But you’ll never stop The Simpsons. After a few months, Shearer relented and signed a new deal. The show often jokes about the replaceability of voice actors in animation, but as it pushes through its fourth decade, it’s the iconic voices behind the laughter that could pose the biggest threat to its continued presence. The actors who play Springfield’s residents are approaching retirement age—they’re mostly in their sixties or seventies; Shearer is 77—and they might soon decide they don’t want to do it anymore. They certainly don’t need the money—between fees for new episodes and residuals from repeats of old ones, they’re sitting on tens of millions of dollars.But maybe the producers of the show don’t actually need voice actors anymore. In a recent episode, Edna Krabappel—Bart’s long-suffering teacher, whose character was retired from the show after the death of voice actor Marcia Wallace in 2013—was brought back for a final farewell using recordings that had been made for previous episodes.
Advances in computing power mean that you could extend that principle to any character. Deepfake technology can make convincing lookalikes from a limited amount of training data, and the producers of the show have 30 years worth of audio to work from. So could The Simpsons replace its voice cast with an AI?“You could certainly come up with an episode of The Simpsons that is voiced by the characters in a believable way,” says Tim McSmythurs, a Canada-based AI researcher and media producer who has built a speech model that can be trained to mimic anyone’s voice. “Whether that would be as entertaining is another question.”

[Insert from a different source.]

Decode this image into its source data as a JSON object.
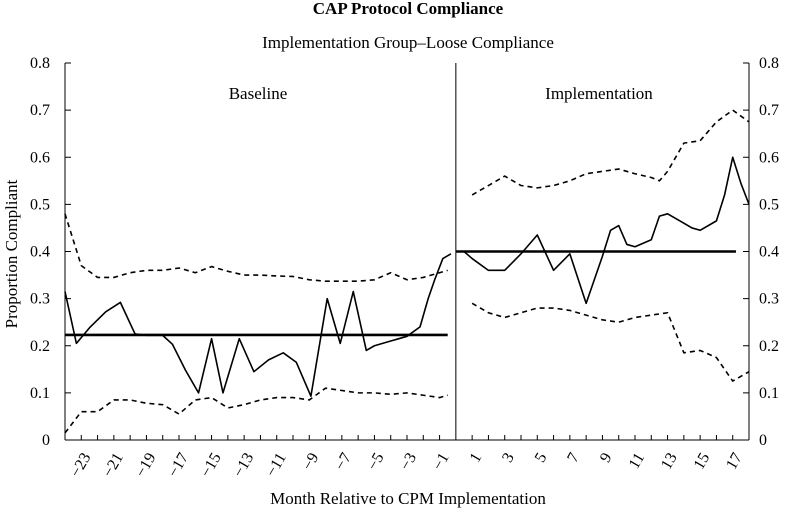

On his YouTube channel, Speaking of AI, McSmythurs recasts an iconic scene from Notting Hill with Homer playing the Julia Roberts role; Donald Trump stands in for Ralph Wiggum, and Joe Biden ties an onion to his belt, which was the style at the time.McSmythurs built a generic AI model that can turn any text into audio speech in English. When he wants to make a new voice, he tunes the model further with two or three hours of new data of that particular person speaking, along with a text transcript. “It focuses in on what makes a Homer voice a Homer voice, and the different frequencies,” he says.After that, it’s a matter of asking the model to generate multiple takes—each one will vary slightly —and choosing the best one for your purposes. The outputs are recognizably Homer, but they sound a little emotionally flat, as if he’s reading out something that he doesn’t really understand the meaning of. “It does depend on the training data,” McSmythurs says. “If the model hasn’t been exposed to those quite wide ranges of emotion it can’t create it from scratch. So it doesn’t sound as energetic as Homer might.”